I recently shared deeper my personal story and I received a text from my dad saying, “I am sorry I didn’t see it, I guess I didn’t know how to look.” But the truth is: even if he had wanted to, he couldn’t have seen since I was hiding it so well. We often assume that eating disorder = super skinny girl. And that it is something we can see. Eating disorders go undetected often when the person suffering is too afraid to speak up.
But the truth is that eating disorder can take any form, any gender, body type, skin color, age.
And they are way more common than we often realize.
When I was in my darkest years, people couldn’t know or notice anything. I ate pretty ’normal’ in front of everyone and wasn’t saying anything. It always happened when I was alone at home and could hide it.
I remember going to at least 3 different grocery stores to buy the things I would binge on. So that the cashier wouldn’t judge me for buying so much s***. And I remember this deep feeling of being crazy after every binge. I never felt so lonely in my entire life.
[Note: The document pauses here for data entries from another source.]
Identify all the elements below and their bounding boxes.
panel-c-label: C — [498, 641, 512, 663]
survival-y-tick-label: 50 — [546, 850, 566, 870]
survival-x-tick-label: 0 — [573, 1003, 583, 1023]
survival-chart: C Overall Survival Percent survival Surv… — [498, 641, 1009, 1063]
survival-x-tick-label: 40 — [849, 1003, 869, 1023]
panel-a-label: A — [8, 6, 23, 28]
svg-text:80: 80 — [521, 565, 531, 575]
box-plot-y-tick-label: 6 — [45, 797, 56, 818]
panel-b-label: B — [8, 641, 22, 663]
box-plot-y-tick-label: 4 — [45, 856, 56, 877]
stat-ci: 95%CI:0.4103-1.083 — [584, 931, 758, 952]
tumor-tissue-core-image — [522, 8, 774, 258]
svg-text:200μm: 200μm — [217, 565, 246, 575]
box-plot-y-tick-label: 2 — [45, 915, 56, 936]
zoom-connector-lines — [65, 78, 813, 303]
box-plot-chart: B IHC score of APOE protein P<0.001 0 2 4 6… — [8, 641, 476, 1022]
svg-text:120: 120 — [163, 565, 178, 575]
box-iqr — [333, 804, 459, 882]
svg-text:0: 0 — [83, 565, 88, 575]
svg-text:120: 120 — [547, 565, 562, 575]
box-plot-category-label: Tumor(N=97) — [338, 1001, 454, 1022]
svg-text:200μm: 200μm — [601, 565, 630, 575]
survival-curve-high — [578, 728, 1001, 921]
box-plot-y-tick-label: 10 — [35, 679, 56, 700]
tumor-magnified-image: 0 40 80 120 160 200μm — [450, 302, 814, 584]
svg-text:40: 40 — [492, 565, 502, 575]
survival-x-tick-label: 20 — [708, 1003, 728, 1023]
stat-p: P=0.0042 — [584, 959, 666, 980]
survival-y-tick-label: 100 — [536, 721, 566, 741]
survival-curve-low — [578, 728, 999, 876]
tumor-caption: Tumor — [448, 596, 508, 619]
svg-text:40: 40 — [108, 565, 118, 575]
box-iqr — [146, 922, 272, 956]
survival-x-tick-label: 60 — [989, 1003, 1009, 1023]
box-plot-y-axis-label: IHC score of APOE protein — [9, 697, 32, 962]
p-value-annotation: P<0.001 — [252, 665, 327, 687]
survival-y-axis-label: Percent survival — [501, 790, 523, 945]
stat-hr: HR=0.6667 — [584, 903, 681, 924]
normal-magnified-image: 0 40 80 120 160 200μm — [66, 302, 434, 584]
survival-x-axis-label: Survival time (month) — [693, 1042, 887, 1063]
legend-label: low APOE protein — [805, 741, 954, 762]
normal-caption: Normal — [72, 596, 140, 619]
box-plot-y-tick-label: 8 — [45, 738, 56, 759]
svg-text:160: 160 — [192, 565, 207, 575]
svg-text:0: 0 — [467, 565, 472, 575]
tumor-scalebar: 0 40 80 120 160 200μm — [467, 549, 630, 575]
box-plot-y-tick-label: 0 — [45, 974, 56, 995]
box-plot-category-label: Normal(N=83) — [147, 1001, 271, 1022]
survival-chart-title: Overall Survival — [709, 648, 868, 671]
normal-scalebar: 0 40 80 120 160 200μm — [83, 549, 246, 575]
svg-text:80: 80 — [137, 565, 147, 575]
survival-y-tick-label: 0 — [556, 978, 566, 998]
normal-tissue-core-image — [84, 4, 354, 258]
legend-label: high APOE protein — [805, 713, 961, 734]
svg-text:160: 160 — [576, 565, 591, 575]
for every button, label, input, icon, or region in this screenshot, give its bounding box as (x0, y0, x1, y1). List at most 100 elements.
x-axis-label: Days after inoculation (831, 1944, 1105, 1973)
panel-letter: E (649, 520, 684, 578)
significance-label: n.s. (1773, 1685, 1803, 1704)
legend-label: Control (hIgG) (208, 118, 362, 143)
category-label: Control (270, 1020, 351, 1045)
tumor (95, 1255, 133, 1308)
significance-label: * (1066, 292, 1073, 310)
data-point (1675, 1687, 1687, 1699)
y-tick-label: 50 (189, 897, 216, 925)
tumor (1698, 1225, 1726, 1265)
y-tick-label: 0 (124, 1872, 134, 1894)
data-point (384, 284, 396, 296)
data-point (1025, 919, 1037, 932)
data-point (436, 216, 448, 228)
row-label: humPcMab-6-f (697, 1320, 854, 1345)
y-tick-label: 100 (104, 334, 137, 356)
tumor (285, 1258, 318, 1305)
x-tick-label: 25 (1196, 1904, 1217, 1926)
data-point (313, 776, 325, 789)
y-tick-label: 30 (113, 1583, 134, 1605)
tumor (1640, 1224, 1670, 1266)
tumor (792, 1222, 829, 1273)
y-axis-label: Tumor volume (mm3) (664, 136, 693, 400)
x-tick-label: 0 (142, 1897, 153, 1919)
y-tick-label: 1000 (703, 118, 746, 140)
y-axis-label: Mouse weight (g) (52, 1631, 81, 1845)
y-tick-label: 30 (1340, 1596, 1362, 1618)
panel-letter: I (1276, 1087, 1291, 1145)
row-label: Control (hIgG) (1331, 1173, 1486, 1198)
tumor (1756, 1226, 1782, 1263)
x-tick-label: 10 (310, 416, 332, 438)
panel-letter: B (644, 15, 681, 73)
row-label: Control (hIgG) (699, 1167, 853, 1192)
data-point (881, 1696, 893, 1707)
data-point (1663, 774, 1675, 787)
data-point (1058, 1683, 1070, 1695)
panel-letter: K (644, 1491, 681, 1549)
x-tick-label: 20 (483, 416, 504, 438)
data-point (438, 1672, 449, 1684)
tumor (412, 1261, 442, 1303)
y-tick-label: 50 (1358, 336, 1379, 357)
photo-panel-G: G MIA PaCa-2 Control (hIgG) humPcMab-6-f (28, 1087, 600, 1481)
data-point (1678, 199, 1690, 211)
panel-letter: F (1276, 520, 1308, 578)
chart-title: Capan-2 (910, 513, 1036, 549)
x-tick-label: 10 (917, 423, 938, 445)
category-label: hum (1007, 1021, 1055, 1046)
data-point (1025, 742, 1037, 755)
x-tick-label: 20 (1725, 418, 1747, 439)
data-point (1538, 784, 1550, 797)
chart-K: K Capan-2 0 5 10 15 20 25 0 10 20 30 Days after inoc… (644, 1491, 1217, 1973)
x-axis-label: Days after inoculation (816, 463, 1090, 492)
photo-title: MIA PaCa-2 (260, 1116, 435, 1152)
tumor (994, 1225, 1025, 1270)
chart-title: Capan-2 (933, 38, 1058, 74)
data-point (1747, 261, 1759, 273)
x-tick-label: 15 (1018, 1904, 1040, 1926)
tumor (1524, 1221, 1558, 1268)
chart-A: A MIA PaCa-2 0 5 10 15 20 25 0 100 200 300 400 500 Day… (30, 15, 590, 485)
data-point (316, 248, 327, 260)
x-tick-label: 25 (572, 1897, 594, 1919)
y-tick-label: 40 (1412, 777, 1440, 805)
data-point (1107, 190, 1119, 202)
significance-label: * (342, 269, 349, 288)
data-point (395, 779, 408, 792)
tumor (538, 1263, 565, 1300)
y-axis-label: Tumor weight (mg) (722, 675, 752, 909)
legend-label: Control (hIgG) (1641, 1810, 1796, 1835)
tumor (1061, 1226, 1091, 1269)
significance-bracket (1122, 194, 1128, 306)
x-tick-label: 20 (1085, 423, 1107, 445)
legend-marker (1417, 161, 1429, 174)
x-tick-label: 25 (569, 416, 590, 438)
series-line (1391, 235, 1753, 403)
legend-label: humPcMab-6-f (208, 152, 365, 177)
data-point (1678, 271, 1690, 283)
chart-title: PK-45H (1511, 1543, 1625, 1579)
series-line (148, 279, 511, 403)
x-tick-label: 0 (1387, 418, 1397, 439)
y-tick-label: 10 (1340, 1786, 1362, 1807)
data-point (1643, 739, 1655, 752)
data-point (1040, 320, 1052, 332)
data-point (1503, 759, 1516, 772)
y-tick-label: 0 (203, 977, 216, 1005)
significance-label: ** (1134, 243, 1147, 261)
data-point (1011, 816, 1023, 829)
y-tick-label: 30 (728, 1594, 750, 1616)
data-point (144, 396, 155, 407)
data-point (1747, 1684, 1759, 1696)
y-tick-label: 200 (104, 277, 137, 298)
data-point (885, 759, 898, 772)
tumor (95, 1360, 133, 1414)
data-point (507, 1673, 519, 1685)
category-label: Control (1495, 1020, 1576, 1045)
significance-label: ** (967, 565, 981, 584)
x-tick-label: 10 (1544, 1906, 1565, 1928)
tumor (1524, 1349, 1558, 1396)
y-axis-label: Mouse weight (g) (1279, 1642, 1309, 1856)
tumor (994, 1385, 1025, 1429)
Sometimes speaking up about your eating disorder backfires
Once I tried to share it with a friend, who answered, “you are crazy,” with a judgmental look on his face. I didn’t say anything to anyone after this for years.
But one day I took my courage back and shared it within a safe space. To someone I knew had so much love, kindness and compassion for me that I could say it out loud. That someone was: myself. I said the entire truth to myself, and made the decision to share my story.
I chose to go online to do this. There was something that felt safe somehow online. I knew I could find people going through the same as me, and that they would welcome it and understand me. I felt I could hide behind my screen. And that made it easier for me.
This was the best decision I made in my entire life. I found people who resonated with my story. It took my shame away; it gave me strength to say the full story and to help people to do the same. So that eating disorder is no longer taboo.
Looking to find people who understand? The Courage Club is a safe place to connect as you make solid progress on your recovery. Join the waitlist now!
Speaking up about your eating disorder helps:
- people who are directly experiencing the same things as us
- others around us understand and support us in this process
- us acknowledge that we need help, love, and support, and that it is OK to ask for it
- you take a step further towards recovery
Speaking up can be scary because it makes the eating disorder feel real.
But speaking up also proves to ourselves we do have the strength and courage within ourselves to recover.
I personally will keep sharing over and over, speaking my truth. With to hopes to inspire people who feel the same and to encourage them to share theirs as well. Because together we are stronger. And because people around want to help. Most of all, because love, kindness and compassion were keys for me to recover.